As hard as this is to swallow, it’s a discussion that needs to be had; how can we, in today’s generation, let the personal beliefs and fallacies of certain people conquer all? Are we ever going to truly acknowledge that although the faiths that we follow don’t promote oppression of women, many governments and men in high positions of power do? How do we separate cultural beliefs from religious beliefs, and subsequently both cultural beliefs and religious beliefs from the base of societal structure? I wish I had some sort of solace to provide with regards to this matter, and I wish I could say with certainty that Tara Fares will be the last soul taken for living life on her own terms, but I can’t.
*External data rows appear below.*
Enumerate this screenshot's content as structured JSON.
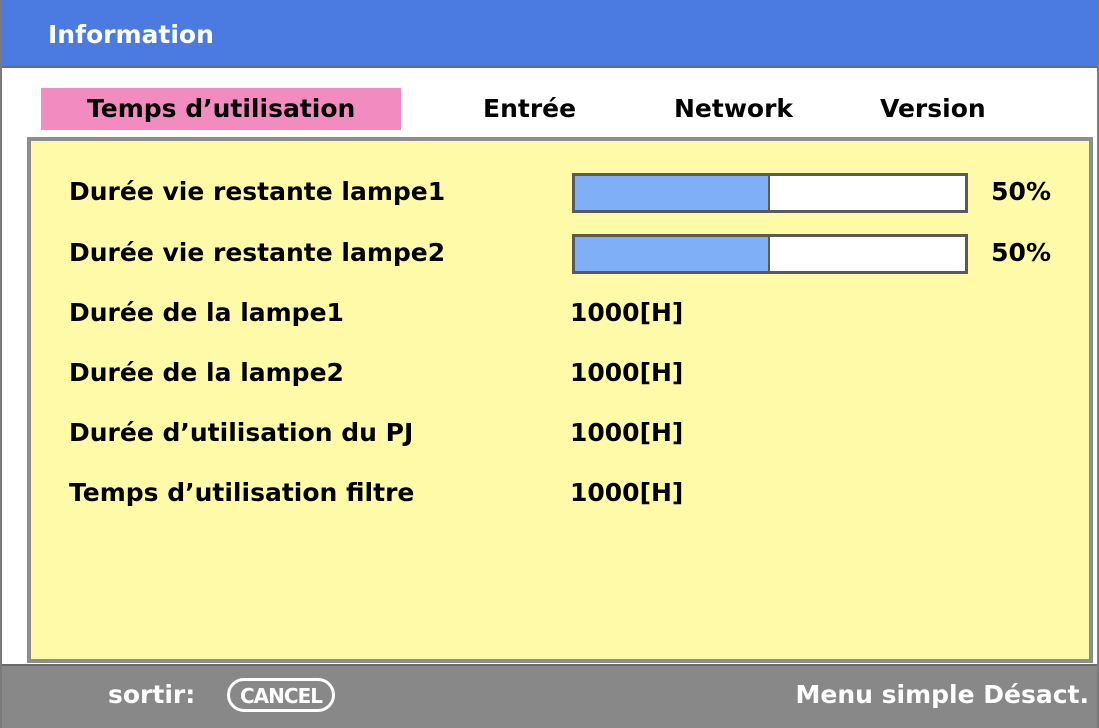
{
  "window": {
    "title": "Information"
  },
  "tabs": [
    {
      "label": "Temps d’utilisation",
      "active": true
    },
    {
      "label": "Entrée",
      "active": false
    },
    {
      "label": "Network",
      "active": false
    },
    {
      "label": "Version",
      "active": false
    }
  ],
  "rows": [
    {
      "label": "Durée vie restante lampe1",
      "percent": "50%",
      "fraction": 0.5
    },
    {
      "label": "Durée vie restante lampe2",
      "percent": "50%",
      "fraction": 0.5
    },
    {
      "label": "Durée de la lampe1",
      "value": "1000[H]"
    },
    {
      "label": "Durée de la lampe2",
      "value": "1000[H]"
    },
    {
      "label": "Durée d’utilisation du PJ",
      "value": "1000[H]"
    },
    {
      "label": "Temps d’utilisation filtre",
      "value": "1000[H]"
    }
  ],
  "statusbar": {
    "exit_label": "sortir:",
    "cancel_key": "CANCEL",
    "menu_mode": "Menu simple Désact."
  },
  "colors": {
    "titlebar": "#4b7be0",
    "active_tab": "#f18bc0",
    "panel": "#fffaa8",
    "bar_fill": "#7fb0f7",
    "statusbar": "#888888"
  }
}
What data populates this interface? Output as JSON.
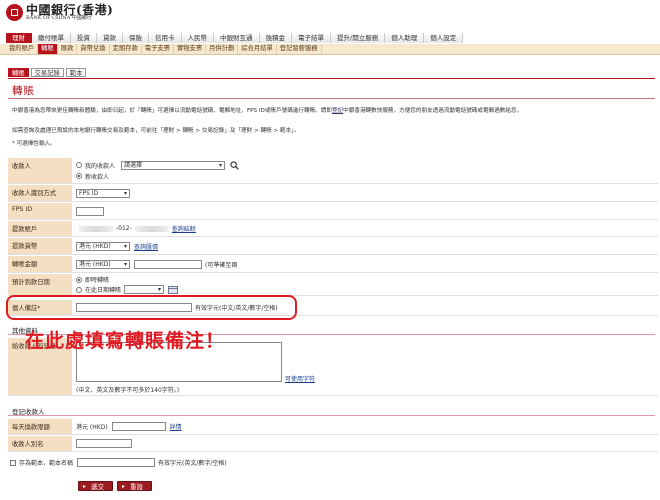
{
  "header": {
    "logo_cn": "中國銀行(香港)",
    "logo_en": "BANK OF CHINA 中國銀行"
  },
  "topnav": [
    {
      "label": "理財",
      "active": true
    },
    {
      "label": "繳付賬單",
      "active": false
    },
    {
      "label": "投資",
      "active": false
    },
    {
      "label": "貸款",
      "active": false
    },
    {
      "label": "保險",
      "active": false
    },
    {
      "label": "信用卡",
      "active": false
    },
    {
      "label": "人民幣",
      "active": false
    },
    {
      "label": "中銀財互通",
      "active": false
    },
    {
      "label": "強積金",
      "active": false
    },
    {
      "label": "電子結單",
      "active": false
    },
    {
      "label": "提升/開立服務",
      "active": false
    },
    {
      "label": "個人助理",
      "active": false
    },
    {
      "label": "個人設定",
      "active": false
    }
  ],
  "subnav": [
    {
      "label": "我的賬戶",
      "active": false
    },
    {
      "label": "轉賬",
      "active": true
    },
    {
      "label": "匯款",
      "active": false
    },
    {
      "label": "貨幣兌換",
      "active": false
    },
    {
      "label": "定期存款",
      "active": false
    },
    {
      "label": "電子支票",
      "active": false
    },
    {
      "label": "實物支票",
      "active": false
    },
    {
      "label": "月供計劃",
      "active": false
    },
    {
      "label": "綜合月結單",
      "active": false
    },
    {
      "label": "登記發薪服務",
      "active": false
    }
  ],
  "tabs": [
    {
      "label": "轉賬",
      "active": true
    },
    {
      "label": "交易記錄",
      "active": false
    },
    {
      "label": "範本",
      "active": false
    }
  ],
  "page_title": "轉賬",
  "notice1_a": "中銀香港為您帶來更佳轉賬新體驗，由即日起，於「轉賬」可選擇以流動電話號碼、電郵地址、FPS ID或賬戶號碼進行轉賬。請即",
  "notice1_link": "登記",
  "notice1_b": "中銀香港轉數快服務，方便您的朋友透過流動電話號碼或電郵過數給您。",
  "notice2": "如需查詢及處理已預設的本地銀行轉賬交易及範本，可前往「理財 > 轉賬 > 交易記錄」及「理財 > 轉賬 > 範本」。",
  "required_note": "* 可選擇性輸入。",
  "form": {
    "payee_label": "收款人",
    "payee_opt1": "我的收款人",
    "payee_select": "請選擇",
    "payee_opt2": "新收款人",
    "id_type_label": "收款人識別方式",
    "id_type_value": "FPS ID",
    "fps_label": "FPS ID",
    "debit_label": "提款賬戶",
    "debit_account": "-012-",
    "debit_link": "查詢結餘",
    "currency_label": "提款貨幣",
    "currency_value": "港元 (HKD)",
    "currency_link": "查詢匯價",
    "amount_label": "轉賬金額",
    "amount_currency": "港元 (HKD)",
    "amount_note": "(可準確至兩",
    "date_label": "預計到款日期",
    "date_opt1": "即時轉賬",
    "date_opt2": "在此日期轉賬",
    "remark_label": "個人備註*",
    "remark_hint": "有效字元(中文/英文/數字/空格)",
    "other_section": "其他資料",
    "message_label": "給收款人的訊息",
    "message_link": "可使用字符",
    "message_hint": "(中文、英文及數字不可多於140字符。)",
    "register_section": "登記收款人",
    "daily_label": "每天換款限額",
    "daily_currency": "港元 (HKD)",
    "daily_link": "詳情",
    "alias_label": "收款人別名",
    "template_label": "存為範本，範本名稱",
    "template_hint": "有效字元(英文/數字/空格)"
  },
  "annotation": "在此處填寫轉賬備注！",
  "buttons": {
    "submit": "遞交",
    "reset": "重設"
  }
}
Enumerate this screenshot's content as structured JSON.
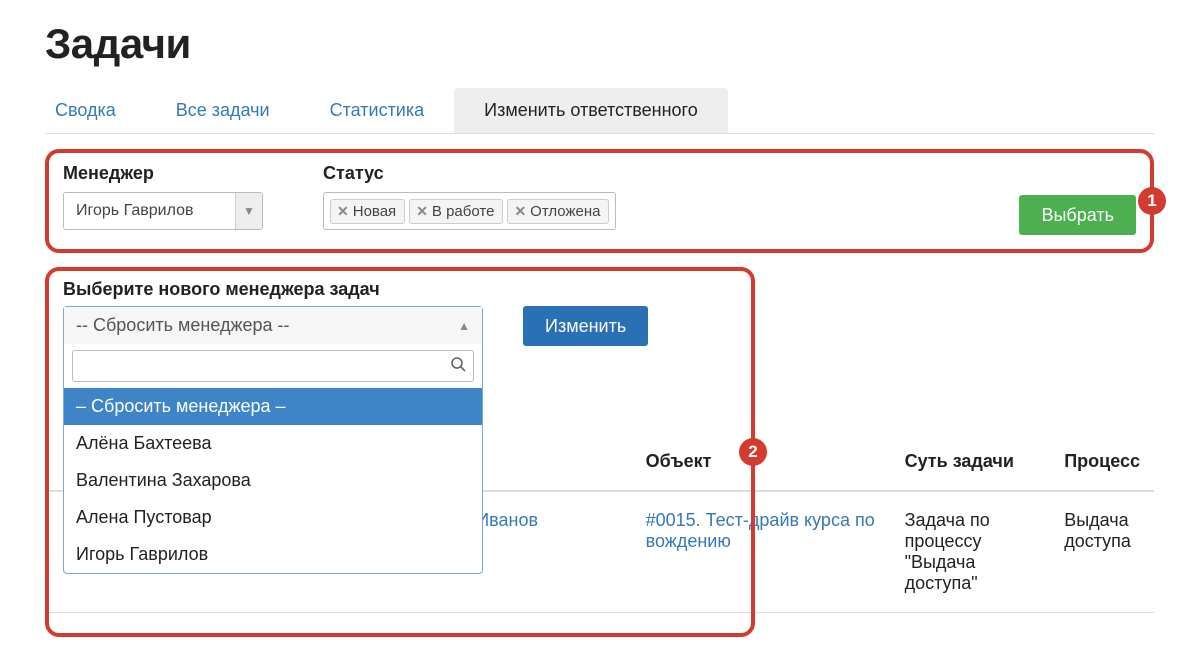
{
  "page_title": "Задачи",
  "tabs": {
    "summary": "Сводка",
    "all": "Все задачи",
    "stats": "Статистика",
    "change_resp": "Изменить ответственного"
  },
  "filter": {
    "manager_label": "Менеджер",
    "manager_value": "Игорь Гаврилов",
    "status_label": "Статус",
    "status_tags": {
      "t0": "Новая",
      "t1": "В работе",
      "t2": "Отложена"
    },
    "select_btn": "Выбрать"
  },
  "reassign": {
    "label": "Выберите нового менеджера задач",
    "dropdown_current": "-- Сбросить менеджера --",
    "search_placeholder": "",
    "options": {
      "o0": "– Сбросить менеджера –",
      "o1": "Алёна Бахтеева",
      "o2": "Валентина Захарова",
      "o3": "Алена Пустовар",
      "o4": "Игорь Гаврилов"
    },
    "change_btn": "Изменить"
  },
  "annotations": {
    "a1": "1",
    "a2": "2"
  },
  "table": {
    "headers": {
      "obj": "Объект",
      "essence": "Суть задачи",
      "process": "Процесс"
    },
    "rows": {
      "r0": {
        "client_fragment": "Иванов",
        "object": "#0015. Тест-драйв курса по вождению",
        "essence": "Задача по процессу \"Выдача доступа\"",
        "process": "Выдача доступа"
      }
    }
  }
}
I wish I could say for sure that what Tara was promoting on her social media pages wasn’t the culprit for the shooting, but I can’t. I can only hope that there will be a day when us women will be entirely free – free to break the mold and wear what we desire, do our hair as we please, cover up as much as we please, speak out about what we’re passionate about, and more – and won’t have to live in fear of something like this happening to us, too. Rest in Peace, Tara Fares. Inna lillahi wa inna ilayhi raji’un.